Shkreli was also charged with withdrawing funds that exceeded the permitted fees. By late 2012, MSMB began settling debt for the Orexigen bet, and then proceeded to close out the fund. But the company allegedly told the original investors they nearly doubled their money.

And this was just one of the schemes outlined in the indictment.

Another involved soliciting about $5 million in a health care fund from investors without disclosing the mishaps and losses. Shkreli told a potential investor that the fund had $55 million in assets under management. But “at no point, from inception to liquidation, did the total amount of investments in MSMB Healthcare exceed $6 million,” the indictment states.

The feds also said that Shkreli misappropriated funds in order to repay debts owed by MSMB. For instance, he “improperly reclassified” a $900,000 investment by MSMB Healthcare in Retrophin as a loan, and he transferred money from a Retrophin bank account to the health care fund, according to court documents.

Then there was the way Shkreli reacted to an inquiry from the Securities and Exchange Commission, which was curious about his two funds.

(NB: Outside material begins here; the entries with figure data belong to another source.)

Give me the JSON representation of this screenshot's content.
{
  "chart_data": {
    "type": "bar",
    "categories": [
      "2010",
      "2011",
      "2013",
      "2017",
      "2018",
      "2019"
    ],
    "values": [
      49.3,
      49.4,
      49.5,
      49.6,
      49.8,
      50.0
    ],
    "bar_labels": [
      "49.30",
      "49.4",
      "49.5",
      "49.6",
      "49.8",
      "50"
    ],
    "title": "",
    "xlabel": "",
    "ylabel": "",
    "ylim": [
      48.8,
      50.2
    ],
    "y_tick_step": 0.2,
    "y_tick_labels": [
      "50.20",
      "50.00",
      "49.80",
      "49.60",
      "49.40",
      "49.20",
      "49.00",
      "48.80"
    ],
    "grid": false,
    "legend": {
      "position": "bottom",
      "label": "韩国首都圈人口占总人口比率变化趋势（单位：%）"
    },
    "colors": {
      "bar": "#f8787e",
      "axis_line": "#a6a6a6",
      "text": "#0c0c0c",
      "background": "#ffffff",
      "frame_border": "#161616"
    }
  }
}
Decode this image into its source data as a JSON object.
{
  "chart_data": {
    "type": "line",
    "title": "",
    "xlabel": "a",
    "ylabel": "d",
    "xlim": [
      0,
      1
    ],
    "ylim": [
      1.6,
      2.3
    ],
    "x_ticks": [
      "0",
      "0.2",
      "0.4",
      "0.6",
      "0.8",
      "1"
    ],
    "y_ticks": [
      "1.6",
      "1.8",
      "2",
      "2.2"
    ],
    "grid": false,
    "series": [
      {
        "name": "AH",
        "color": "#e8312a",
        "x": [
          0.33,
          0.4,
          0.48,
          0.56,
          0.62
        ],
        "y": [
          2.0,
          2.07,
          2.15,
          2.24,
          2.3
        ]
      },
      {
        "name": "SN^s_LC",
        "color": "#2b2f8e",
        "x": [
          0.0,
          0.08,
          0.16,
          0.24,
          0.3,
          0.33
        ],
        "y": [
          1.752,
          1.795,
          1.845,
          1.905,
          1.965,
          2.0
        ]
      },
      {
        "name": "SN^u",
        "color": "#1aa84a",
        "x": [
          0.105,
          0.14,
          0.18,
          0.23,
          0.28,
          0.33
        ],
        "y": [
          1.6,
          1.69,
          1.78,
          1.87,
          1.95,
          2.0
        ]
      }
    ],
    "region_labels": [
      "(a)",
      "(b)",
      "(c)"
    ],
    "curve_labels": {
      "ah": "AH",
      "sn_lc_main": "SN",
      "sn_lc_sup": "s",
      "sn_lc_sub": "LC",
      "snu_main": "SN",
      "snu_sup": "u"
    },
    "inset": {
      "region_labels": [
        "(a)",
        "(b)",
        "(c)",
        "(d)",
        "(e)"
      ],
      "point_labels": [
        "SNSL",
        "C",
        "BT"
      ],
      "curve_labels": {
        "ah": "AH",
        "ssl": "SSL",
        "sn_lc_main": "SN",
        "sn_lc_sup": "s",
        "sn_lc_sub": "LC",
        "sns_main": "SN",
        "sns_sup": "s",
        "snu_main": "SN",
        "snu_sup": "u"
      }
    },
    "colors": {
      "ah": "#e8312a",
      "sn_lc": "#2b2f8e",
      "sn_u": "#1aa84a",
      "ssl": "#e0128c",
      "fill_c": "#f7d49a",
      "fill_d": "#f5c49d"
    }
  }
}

The indictment chronicles how Shkreli, his attorney, and others devised a scheme to fabricate an investment by MSMB Capital in Retrophin. They “engineered a series of fraudulent transactions that were backdated to the summer of 2012 to create the appearance of an investment by MSMB Capital prior to the SEC inquiry.”

By early 2013, Shkreli and his attorney, Evan Greebel, who was also indicted on Thursday, arranged for Retrophin to pay more than $3.4 million in cash and company stock to settle claims made by investors in the two MSMB funds. This was undertaken even though Retrophin was not responsible for making those payments, and the drug maker was never indemnified for the allegedly fraudulent settlement agreements.

The indictment charges Shkreli and Greebel with offering four investors “sham” consulting agreements instead of repaying their investments. They took this approach, the documents state, in order to avoid disclosures on financial statements and never properly informed the Retrophin board.